Reports of higher rates of infection among black and Hispanic Americans appear in these data as well.  In model (5), it appears the effect of larger Hispanic populations is twice that of equivalent black populations.  If we also adjust for the size distribution of a state’s population in model (6), the effect of its proportion Hispanic declines. This pattern suggests that Hispanics are more likely to live in smaller communities than other ethnic groups.

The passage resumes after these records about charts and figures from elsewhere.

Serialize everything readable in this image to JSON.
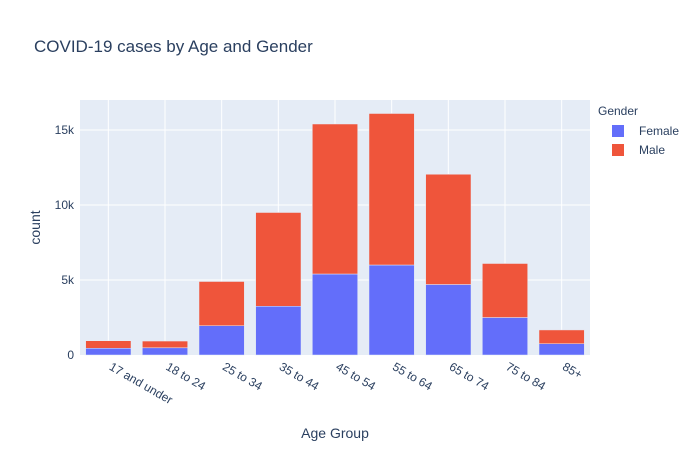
{
  "chart_data": {
    "type": "bar",
    "barmode": "stack",
    "title": "COVID-19 cases by Age and Gender",
    "xlabel": "Age Group",
    "ylabel": "count",
    "categories": [
      "17 and under",
      "18 to 24",
      "25 to 34",
      "35 to 44",
      "45 to 54",
      "55 to 64",
      "65 to 74",
      "75 to 84",
      "85+"
    ],
    "series": [
      {
        "name": "Female",
        "color": "#636efa",
        "values": [
          450,
          480,
          1950,
          3250,
          5400,
          6000,
          4700,
          2500,
          750
        ]
      },
      {
        "name": "Male",
        "color": "#ef553b",
        "values": [
          500,
          450,
          2950,
          6250,
          10000,
          10100,
          7350,
          3600,
          920
        ]
      }
    ],
    "ylim": [
      0,
      17000
    ],
    "yticks": [
      0,
      5000,
      10000,
      15000
    ],
    "ytick_labels": [
      "0",
      "5k",
      "10k",
      "15k"
    ],
    "grid": true,
    "plot_bgcolor": "#e5ecf6",
    "legend": {
      "title": "Gender",
      "placement": "right"
    }
  }
}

It is important to remember that these analyses apply to states. Finding no relationship between the proportion of a state’s population that is Native American and the state’s number of coronavirus cases does not imply that native populations are more or less at risk.  For that we need data at the individual level where we find that Native populations are more at risk.

I’ve also said nothing about deaths arising from the novel coronavirus.  That is the subject of my next report.



*We have no way of knowing what the “true” number of cases are; we have only the Johns Hopkins figures for “confirmed” cases.